La synthèse  du  dossier  du  maître d’ouvrage affirme que le PNGMDR est un outil dont l’élaboration «associe l’ensemble des parties prenantes dont les  producteurs  de déchets  radioactifs  et les  associations de protection de l’environnement». C’est faux :  les choix  de  gestion  du  PNGMDR  sont  loin  de  faire l’unanimité. comme d’autres associations et organisations la CRIIRAD ne fait pas partie des «acteurs» du PNGMDR et n’en cautionne pas le contenu. Elle n’est pas la seule association dans ce cas. Participer  sans  avoir  les  garanties  nécessaires  est  contre-productif et  conforte  au  final  les  dysfonctionnements : les avancées que l’on peut obtenir ne compensent pas l’appui que l’on apporte au système, les autorités se prévalant à bon compte d’un fonctionnement démocratique et participatif.

(voir également notre précédent article : http://coordination-antinucleaire-sudest.net/2012/index.php?post/2019/04/17/Bient%C3%B4t-2-millions-de-tonnes-de-d%C3%A9chets-radioactifs-%3A-le-d%C3%A9bat-public-est-une-bouffonnerie )

Notes
(1). Les  scénarios  Volt  et  Ampères pourtant les  plus  éloignés de  l’objectif de 50% d’électricité  nucléaire  en  2025  fixé  par  la  loi  de transition énergétique pour la croissance verte; les scénarios Hertz et Watt ont été écartés préalablement au débat.

(2) Il est d’ailleurs regrettable que le débat public sur le PNGMDR ne demande pas aux Français s’ils sont d’accord pour gérer sur leur  sol  les  déchets  radioactifs  produits  par  une  vingtaine  de  réacteurs  nucléaires  qui  fonctionneraient  pour  les  besoins  de l’étranger (et le cas échéant à perte).

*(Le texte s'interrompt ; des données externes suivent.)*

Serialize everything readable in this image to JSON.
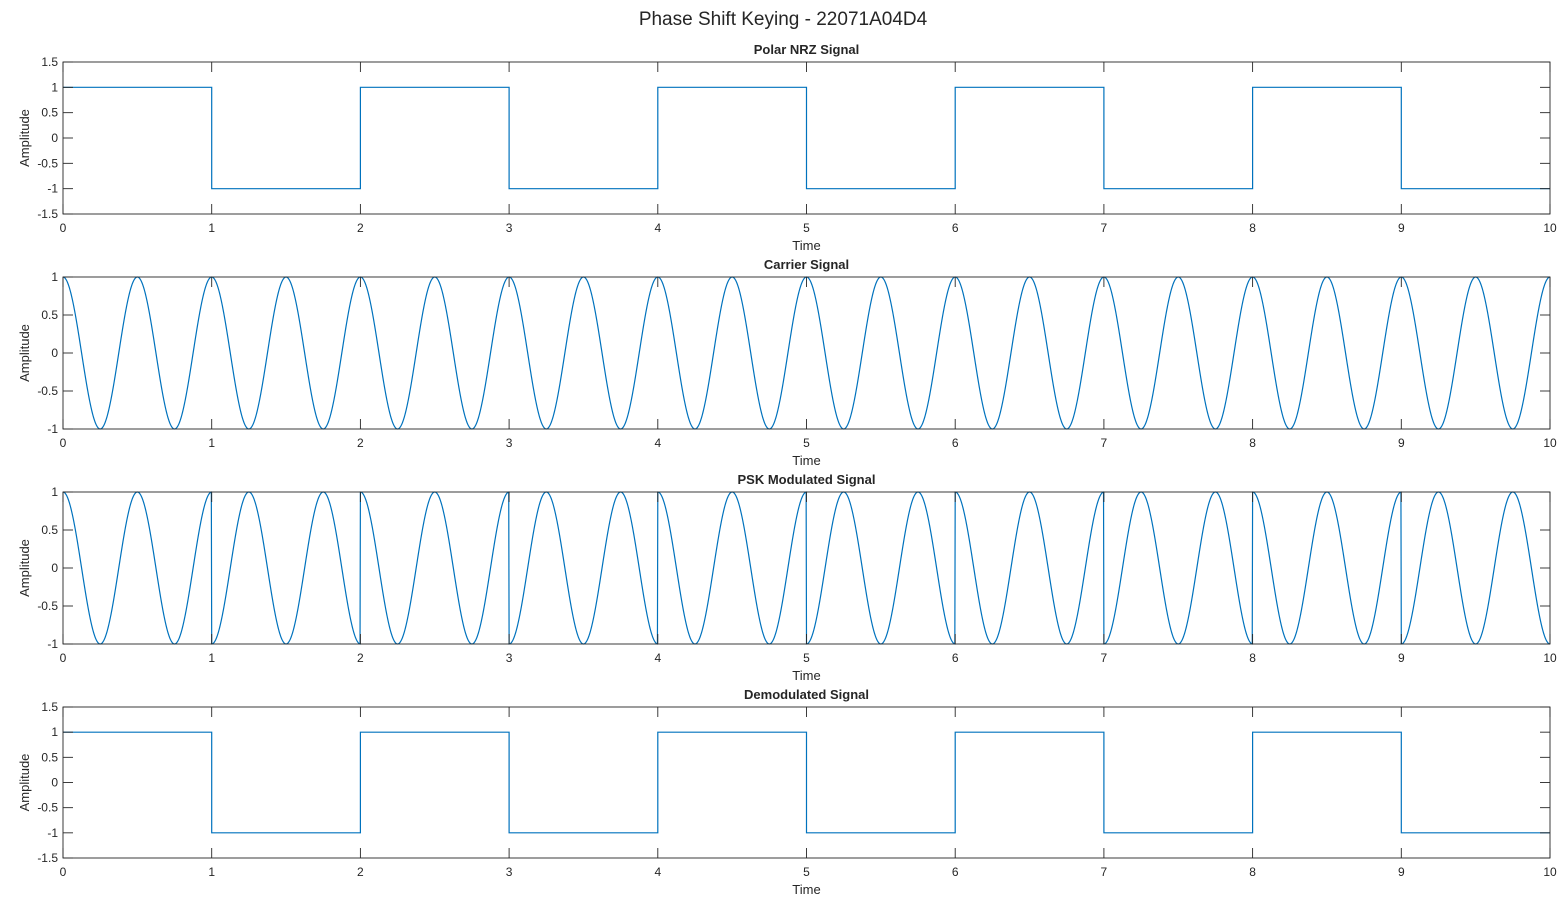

* « La CRIIRAD dénonce le contenu du dossier qui sert de base et de cadre au débat. La Criirad ne souhaite pas apporter sa caution à ce énième débat public. Pour autant, elle ne se privera pas d’intervenir au  cours  des  prochains  mois sur les questions posées par les déchets radioactifs, qu’elles soient traitées ou pas dans le cadre du débat public.  » (communiqué du  mai 2019)

(3) Le ministère de la transition écologique et solidaire et l’Autorité de Sûreté Nucléaire.

(4) Il s’agit ici des stériles de sélectivité (et non des stériles francs dont la radioactivité est comparable à celle des roches du secteur).

(5) Citons  par  exemple  les stockages de phosphogypse, de déchets de production d’alumine, de cendres de charbon, de résidus de traitement de minerai, notamment de monazite, etc.

(6) Une installation avec le statut d’Installation Nucléaire de Base(INB),  réservé  aux  installations  les plus  dangereuses. L’activité totale des radionucléides à vie  longue présents  dans les  déchets du CSM est en effet très  supérieure (plus  de 80 fois) au seuil de classement en INB (à moyen terme, avec la production d’américium 241, le dépassement sera même supérieur à 1000 fois).

(7)à l’issue de la phase de surveillance, l’activité massique moyenne en émetteurs alpha de l’ensemble des déchets radioactifs du CSA ne  devra  pas  dépasser  370 millions  de  becquerels  par  tonne  (Bq/t), avec  une  activité  massique  maximale parcolis inférieure «en règle générale»à 3700 millions de Bq/t, des possibilités de dérogation pouvant aller jusqu’à 18500 millions de Bq/t.